O CTE arranca agora em 2025, esperando-se que esteja em pleno funcionamento entre 2027 e 2029, após a conclusão da fase de instalação das empresas e dos laboratórios.

O centro poderá acolher fisicamente duas dezenas de empresas ligadas às áreas da tecnologia, indústria 4.0, energias renováveis e serviços digitais. No total, tem a capacidade para albergar 150 profissionais.

Segundo Carla Antunes Borges, a ideia é que esta nova valência funcione em rede e de forma colaborativa e em parceria com o tecido empresarial local e regional, mas também com as instituições de ensino superior.

Aproveitando a presença do ministro da Economia e da Coesão Territorial, a presidente da Câmara de Tondela deu a conhecer os planos do seu executivo para a criação de uma terceira Zona Industrial Municipal (ZIM). Esta nova Área de Acolhimento Empresarial irá nascer junto ao Planalto Beirão, no Borralhal, na freguesia de Barreiro de Besteiros, sendo mais vocacionada para a área ambiental.
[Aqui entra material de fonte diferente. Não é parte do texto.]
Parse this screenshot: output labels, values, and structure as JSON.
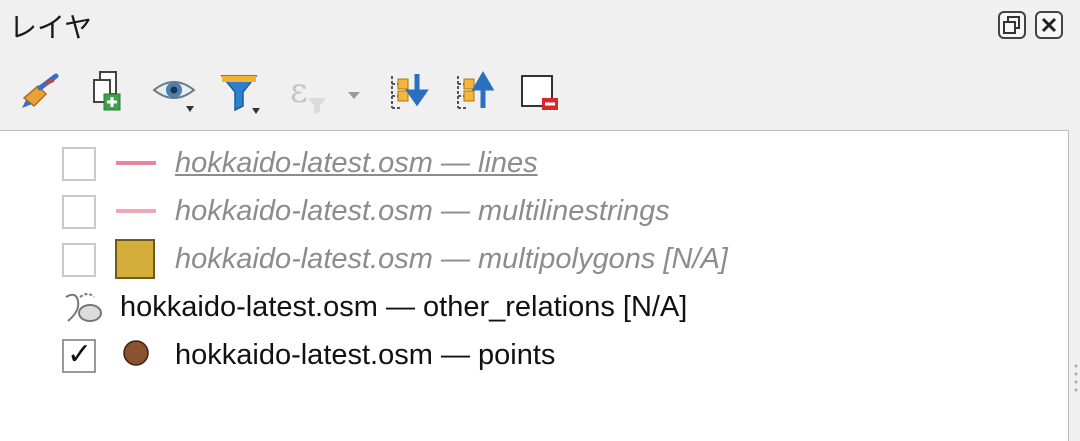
{
  "panel": {
    "title": "レイヤ"
  },
  "window_buttons": [
    {
      "icon": "float-icon"
    },
    {
      "icon": "close-icon"
    }
  ],
  "toolbar": [
    {
      "icon": "style-manager-icon"
    },
    {
      "icon": "add-group-icon"
    },
    {
      "icon": "manage-visibility-icon"
    },
    {
      "icon": "filter-legend-icon"
    },
    {
      "icon": "filter-by-expression-icon"
    },
    {
      "icon": "expand-all-icon"
    },
    {
      "icon": "collapse-all-icon"
    },
    {
      "icon": "remove-layer-icon"
    }
  ],
  "layers": [
    {
      "label": "hokkaido-latest.osm — lines",
      "checked": false,
      "symbol": "line",
      "color": "#e8879c",
      "disabled": true,
      "underline": true
    },
    {
      "label": "hokkaido-latest.osm — multilinestrings",
      "checked": false,
      "symbol": "line",
      "color": "#f0a6b4",
      "disabled": true,
      "underline": false
    },
    {
      "label": "hokkaido-latest.osm — multipolygons [N/A]",
      "checked": false,
      "symbol": "fill",
      "color": "#d4ad3a",
      "disabled": true,
      "underline": false
    },
    {
      "label": "hokkaido-latest.osm — other_relations [N/A]",
      "checked": null,
      "symbol": "geometry",
      "color": "#888888",
      "disabled": false,
      "underline": false
    },
    {
      "label": "hokkaido-latest.osm — points",
      "checked": true,
      "symbol": "point",
      "color": "#8b5230",
      "disabled": false,
      "underline": false
    }
  ]
}
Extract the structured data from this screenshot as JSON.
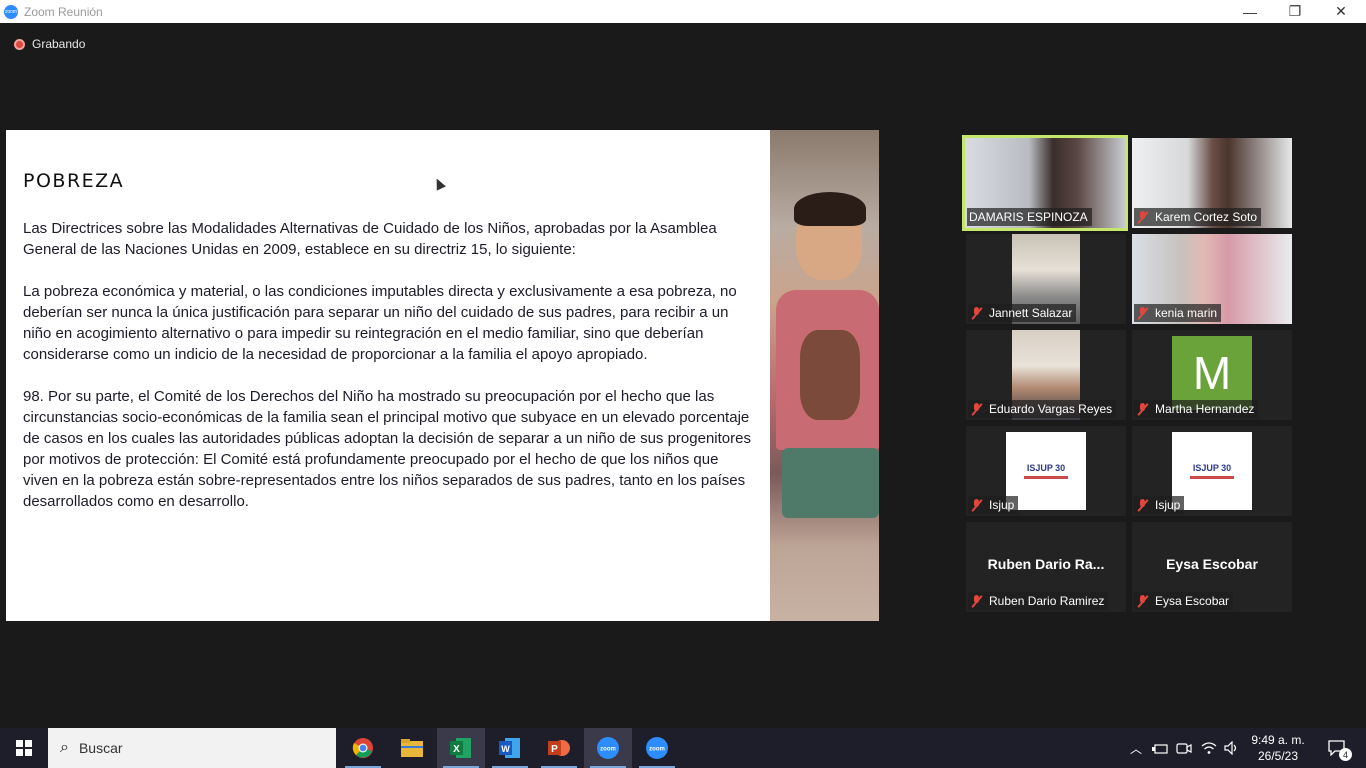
{
  "window": {
    "title": "Zoom Reunión",
    "minimize": "—",
    "restore": "❐",
    "close": "✕"
  },
  "recording": {
    "label": "Grabando"
  },
  "slide": {
    "heading": "POBREZA",
    "paragraphs": [
      "Las Directrices sobre las Modalidades Alternativas de Cuidado de los Niños, aprobadas por la Asamblea General de las Naciones Unidas en 2009, establece en su directriz 15, lo siguiente:",
      "La pobreza económica y material, o las condiciones imputables directa y exclusivamente a esa pobreza, no deberían ser nunca la única justificación para separar un niño del cuidado de sus padres, para recibir a un niño en acogimiento alternativo o para impedir su reintegración en el medio familiar, sino que deberían considerarse como un indicio de la necesidad de proporcionar a la familia el apoyo apropiado.",
      "98. Por su parte, el Comité de los Derechos del Niño ha mostrado su preocupación por el hecho que las circunstancias socio-económicas de la familia sean el principal motivo que subyace en un elevado porcentaje de casos en los cuales las autoridades públicas adoptan la decisión de separar a un niño de sus progenitores por motivos de protección:  El Comité está profundamente preocupado por el hecho de que los niños que viven en la pobreza están sobre-representados entre los niños separados de sus padres, tanto en los países desarrollados como en desarrollo."
    ]
  },
  "participants": [
    {
      "name": "DAMARIS ESPINOZA",
      "muted": false,
      "active": true,
      "kind": "video"
    },
    {
      "name": "Karem Cortez Soto",
      "muted": true,
      "active": false,
      "kind": "video"
    },
    {
      "name": "Jannett Salazar",
      "muted": true,
      "active": false,
      "kind": "video"
    },
    {
      "name": "kenia marin",
      "muted": true,
      "active": false,
      "kind": "video"
    },
    {
      "name": "Eduardo Vargas Reyes",
      "muted": true,
      "active": false,
      "kind": "video"
    },
    {
      "name": "Martha Hernandez",
      "muted": true,
      "active": false,
      "kind": "avatar",
      "initial": "M"
    },
    {
      "name": "Isjup",
      "muted": true,
      "active": false,
      "kind": "logo",
      "logo_text": "ISJUP 30"
    },
    {
      "name": "Isjup",
      "muted": true,
      "active": false,
      "kind": "logo",
      "logo_text": "ISJUP 30"
    },
    {
      "name": "Ruben Dario Ramirez",
      "display": "Ruben Dario Ra...",
      "muted": true,
      "active": false,
      "kind": "name"
    },
    {
      "name": "Eysa Escobar",
      "display": "Eysa Escobar",
      "muted": true,
      "active": false,
      "kind": "name"
    }
  ],
  "taskbar": {
    "search_placeholder": "Buscar",
    "apps": [
      "chrome-icon",
      "file-explorer-icon",
      "excel-icon",
      "word-icon",
      "powerpoint-icon",
      "zoom-icon",
      "zoom-icon"
    ],
    "time": "9:49 a. m.",
    "date": "26/5/23",
    "notifications": "4"
  },
  "colors": {
    "accent_active": "#c5e86c",
    "muted_red": "#e0473e",
    "avatar_green": "#6aa33a",
    "zoom_blue": "#2d8cff"
  }
}
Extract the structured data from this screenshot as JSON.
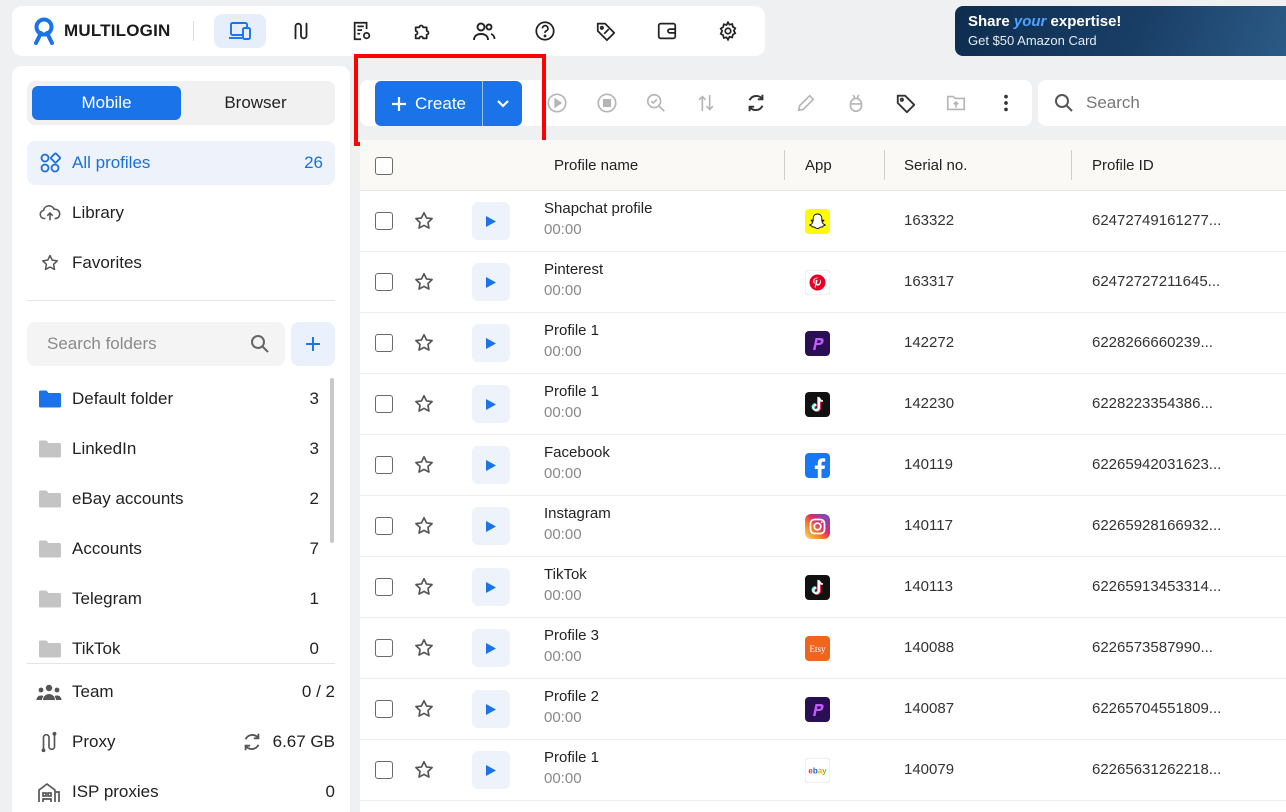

«Estamos nesse momento a desenvolver o `master plan´ desta terceira ZIM. Deixamos aqui já o nosso compromisso firme e claro de que terá uma dedicação muito específica ao cluster do ambiente e que pretende criar uma resposta dedicada às empresas do setor. Entendemos que esta terceira área pode ser uma resposta para a resolução de muitas questões importantes a nível nacional», alegou, defendendo que este novo parque empresarial precisará de uma nova estrada que faça a ligação à ZIM da Adiça e ao IP3, desviando o trânsito das vias municipais.

Carla Antunes Borges parabenizou ainda o Governo por estar a requalificar e duplicar o IP3, uma obra que é “fundamental” para o concelho e para a região, mas também para o próprio CTE de Tondela.

«Isto é dinheiro muito bem empregue»
Já o ministro da Economia e da Coesão Territorial agradeceu à presidente da Câmara o convite para «poder partilhar a inauguração de um edifício que tem esta motivação, que esta história e esta ambição».

Castro Almeida falou, ainda, num “momento bom” da sua vida enquanto governante.

«[Isto] é, justamente, aquilo que o ministro da Economia mais quer, que é crescimento económico e aquilo que o ministro da Coesão Territorial mais quer, que é garantir que o crescimento económico é feito por todo o território», disse.

«Nós queremos crescer e se queremos atenuar as assimetrias de desenvolvimento temos de crescer mais no interior do que no litoral para conseguirmos crescer e diminuir as desigualdades. E, portanto, Sra. presidente foi música para os meus ouvidos ouvir a sua proclamação e a sua ambição a respeito destas instalações», acrescentou.

Castro Almeida defendeu ainda que no próximo quadro comunitário de apoio terá de haver financiamento para estruturas como o CTE de Tondela.

«Temos de financiar as instituições como a Câmara Municipal, que vai ter despesa com esta instalação e nós vamos ter de estimular o investimento que aqui foi feito. Isto é uma despesa corrente que nós devemos, pelo menos nos primeiros anos, ter de apoiar. Isto é uma despesa corrente que é manifestamente investimento. Isto é dinheiro muito bem empregue. Não tenho sobre isto nenhuma dúvida», vincou.

«Se vai aqui instalar 15 ou 20 empresas, se duas, três, quatro ou cinco não derem nada, se conseguir que isto viabilize em dois, três anos 10, 12 empresas, depois, ao fim de dois anos põe-nas na rua e mete cá outras. Isto é um alfobre, é assim que se diz. É um alfobre poderoso para reforçar o tecido económico da região, torná-lo mais tecnológico, mais inteligente e mais capaz de ser competitivo”, argumentou, realçando que o país precisa de “empresas competitivas que consigam competir no mercado global, vender a bons preços e exportar», de modo a pagar melhores salários aos seus trabalhadores.